“Umak, boleh saya tahu pendapat Umak perihal Zul?” tanyaku saat Umak sedang mengiris-ngiris ubi. Umak akan membuat Serikaye Ketulang untuk dijual nanti. Zulham masih lelap di kamarnya.
Tangan Umak berhenti. Ia meletakkan pisaunya. “Zul tu laki-laki baik, Safiah. Dia memang tak bermimpi besar macam kau, tapi hatinya tentulah mulia.”

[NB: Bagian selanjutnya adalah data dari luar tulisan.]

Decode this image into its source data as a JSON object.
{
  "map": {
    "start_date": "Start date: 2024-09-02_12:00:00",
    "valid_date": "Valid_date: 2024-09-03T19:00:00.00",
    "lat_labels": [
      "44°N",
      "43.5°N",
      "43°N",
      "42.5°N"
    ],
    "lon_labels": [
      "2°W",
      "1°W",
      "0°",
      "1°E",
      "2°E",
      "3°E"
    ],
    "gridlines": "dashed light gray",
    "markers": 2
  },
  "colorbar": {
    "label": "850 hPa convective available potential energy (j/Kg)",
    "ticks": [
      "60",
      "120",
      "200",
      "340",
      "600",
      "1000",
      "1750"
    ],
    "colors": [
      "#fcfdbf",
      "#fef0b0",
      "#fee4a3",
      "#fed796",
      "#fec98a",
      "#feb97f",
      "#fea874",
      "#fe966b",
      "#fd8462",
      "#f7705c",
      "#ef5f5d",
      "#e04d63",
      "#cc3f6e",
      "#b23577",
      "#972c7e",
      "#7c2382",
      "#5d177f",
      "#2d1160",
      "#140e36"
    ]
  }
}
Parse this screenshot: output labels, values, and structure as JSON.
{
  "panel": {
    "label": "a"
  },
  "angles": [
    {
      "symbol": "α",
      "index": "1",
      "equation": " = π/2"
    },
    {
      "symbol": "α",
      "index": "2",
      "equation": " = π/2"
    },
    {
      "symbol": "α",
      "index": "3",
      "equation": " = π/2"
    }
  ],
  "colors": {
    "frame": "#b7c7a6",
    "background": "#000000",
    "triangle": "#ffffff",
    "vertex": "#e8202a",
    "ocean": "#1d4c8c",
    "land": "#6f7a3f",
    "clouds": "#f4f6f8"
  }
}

Senyumku merekah, manakala mendengar perkataan baik tentang Zul dari mulut Umak. Betapa lalim diriku ini, aku telah melewatkan laki-laki sebaik Zul dalam hidupku.
“Zulham juga nampaknya dekat dengan Zul, kan?” Umak balik bertanya.
Aku mengangguk. “Budak tu bahkan tak sedekat itu sama bapaknya sendiri.”
Hatiku rasanya ngilu. Enam tahun yang kutahankan bersama Aziz tak membuahkan apapun. Aku bisa melihat betapa Zulham merindukan kasih sayang seolah bapak, yang tidak pernah didapatkannya dari bapak kandungnya. Melihat bagaimana anak kecil itu bergelayut manja di lengan Zul, juga bercerita banyak hal pada lelaki itu, membuat hatiku terenyuh. Barangkali inilah yang didambakan Zulham sejak dulu, memiliki sosok bapak yang menyayangi dan memperhatikannya.
“Kau sudah benar, Safiah. Kalau kau bertahan sama laki-laki itu, bisa kau bayangkan Zulham akan menirunya?”
Lekas kepalaku menggeleng. Aku tentu tidak ingin anak lelakiku mewarisi sifat bapaknya. Aziz mungkin baik di masa lalu, namun lebih banyak waktu yang kuhabiskan dengannya untuk melihat sisi buruknya.
“Menyandang status janda memang tak mudah, Safiah. Tapi lebih susah lagi kalau nanti anakmu berkelaku macam bapaknya.”
Benar kata Umak, setelah ini aku akan menyandang status janda. Mungkin aku akan dipandang sebelah mata, tetapi tak mengapa. Biar orang berkata buruk tentangku di belakangku, selama anakku tumbuh menjadi anak yang baik, aku akan menempuh segala jalan yang harus kutempuh.
“Kau nak ke sama Zul?”
Aku tertunduk. Senyumku berusaha kutahan. Namun barangkali rona di pipiku sudah menjelaskan jawabannya. Mungkin aku terlambat, bahkan hampir melewatkan. Tetapi kali ini aku ingin memperbaiki segala yang telah kulewatkan, agar tiada penyesalan di sepanjang sisa hidupku.
“Saya malu, Mak. Saya ni dah janda. Dua puluh tahun sejak saya pergi dari Umak, hidup saya berantakan. Rasanya Zul patutlah beristrikan perempuan yang lebih baik dari saya.”
“Betul. Umak pun setuju. Tapi kalau dia nak dengan kau, berarti bagi dia kau tu perempuan baik yang dia cari, kan?”
Sebaris kalimat yang diucapkan Umak membuat hatiku menghangat, hingga kedua mataku membasah. Ternyata masih banyak sekali hal yang tidak kuketahui perihal hidup ini, dan Umak selalu sedia menjadi jawaban atas segala tanyaku. Rasa percaya diri yang tidak pernah kumiliki, perlahan hilang bersebab kalimat Umak. Aku memang tidak cukup percaya diri untuk mengajukan diri menjadi istri Zul. Tetapi jika nanti ia kembali bertanya padaku, apakah aku mau diperistri olehnya, aku akan berani mengucapkan ‘ya, saya bersedia menjadi istrimu’.
Aku tidak mau lagi menjadi perempuan yang hanya diam dan menyerahkan keputusan pada orang lain. Diamku seringkali diartikan salah. Rasa sungkanku seringkali melahirkan keputusan yang tidak sesuai dengan keinginan hati.